Treasury CS: Njuguna Ndung'u has his work cut out


Treasury Cabinet Secretary Njuguna Ndung'u speaks at a past event. FILE PHOTO | NMG

Investors will today (Tuesday) be keenly following the vetting of Njuguna Ndung'u, the Cabinet Secretary nominee for Treasury whose experience at the central bank is seen as critical to helping the country recover from its economic struggles.

The economist and researcher at African Economic Research Consortium return to public service as one of the technocrats in President William Ruto's Cabinet dominated by politicians.

Prof Ndung'u, who served as Central Bank of Kenya (CBK) governor for two consecutive four-year terms, from March 2007 until March 2015, is viewed as a safe pair of hands at the Treasury at a time the country is going through economic turbulence precipitated by a high inflationary environment.

The new government is feeling expenditure pressures, including a Sh1.36 trillion debt and a Sh958.5 billion wage bill against tax collections of Sh2 trillion and a slowing economy from elections overhung and global shocks.

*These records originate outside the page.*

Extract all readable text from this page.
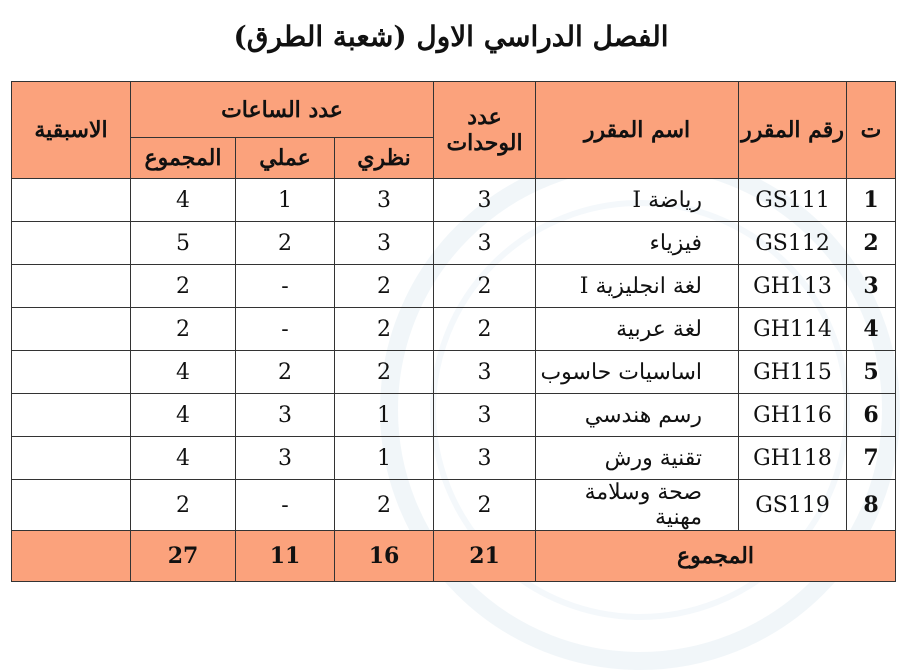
الفصل الدراسي الاول (شعبة الطرق)
ت	رقم المقرر	اسم المقرر	عدد الوحدات	عدد الساعات			الاسبقية
				نظري	عملي	المجموع	
1	GS111	رياضة I	3	3	1	4	
2	GS112	فيزياء	3	3	2	5	
3	GH113	لغة انجليزية I	2	2	-	2	
4	GH114	لغة عربية	2	2	-	2	
5	GH115	اساسيات حاسوب	3	2	2	4	
6	GH116	رسم هندسي	3	1	3	4	
7	GH118	تقنية ورش	3	1	3	4	
8	GS119	صحة وسلامة مهنية	2	2	-	2	
المجموع			21	16	11	27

If Prof Ndung'u's nomination as Treasury Cabinet Secretary is approved, he will be one of the key men the President will rely on to implement his so-called bottom-up economic model.

The incoming Treasury chief’s first order of business will be to review the current budget and find ways of implementing the Sh300 billion expenditure cuts.

Travel, entertainment, training and publicity budgets will be the first targets in the bid to reduce the nearly Sh1.18 trillion recurrent budget for this fiscal year ending June 2023 by at least one quarter.

The spending cuts will reduce the need to borrow Sh862.5 billion to plug the hole in the Sh3.3 trillion budget for this financial year.

In the current financial year Kenya had planned to borrow Sh280 billion from the international market to fund the budget but global shocks have pushed up the price of dollar loans out of the country’s reach.

Outgoing Treasury Cabinet Secretary Ukur Yatani cancelled the issuance of a Eurobond and syndicated loan early this year due to the high cost of borrowing, with investors at some point demanding rates of up to 22 percent to lend to the country.

Mr Yatani opted for local financing to make up for the shortfall, pushing up domestic borrowing to Sh4.1 trillion and narrowing the gap with foreign loans from Sh302.4 billion in June last year to Sh2.3 billion in the first half of 2022.

Such a policy tends to crowd out the private sector as banks prefer lending to the government, which is considered risk-free.

This means Prof Ndung'u, seen as the force behind the pro-poor policy in the Ruto government's push for cheaper credit to small businesses and individuals, will have to find a way to handle the debt crisis other than borrowing heavily domestically. This may include debt restructuring, which President Ruto indicated would be explored in his maiden address at United Nations General Assembly last month.

Prof Ndung'u may also be required to issue a local bond denominated in dollars and sell State-owned firms to find alternatives to fund the budget.

He could also follow up on the pledge by Dr Ruto to impose higher taxes on the rich, followed by excise taxes on the consumption of items like beer, cigarettes and betting before targeting workers’ income tax and lastly traders for corporate and sales taxes.

Increasing taxes is, however, fraught with political risks for the new administration, with the President having made a campaign promise to bring down the cost of living.

Kenya is not only short of expenditure targets but has committed to a 38-month International Monetary Fund (IMF) programme where the multilateral lenders have a big say on State policy towards fiscal consolidation.

Prof Ndung'u will be crucial in negotiating terms with the IMF and World Bank who have become the main funders of the government through multi-billion shilling loans.

Kenya failed to deliver some of the IMF milestones set in April last year when the fund approved the $2.34 billion (about Sh257 billion) loan to the country. The new Treasury Cabinet Secretary will now be expected to deliver on the conditions, including lifting subsidies and returning minimum tax on companies.

While his experience and mettle is unquestioned, Prof Ndung'u will likely also answer questions over graft allegations, albeit in good company among President Ruto’s nominees, many of who face similar charges.

An audit on the collapse of Imperial Bank found that the former CBK governor’s wife received gifts from the bank’s former managing director, Abdulmalek Janmohamed, as part of an alleged scheme to co-opt the banking sector regulator into abetting fraud that crippled the lender.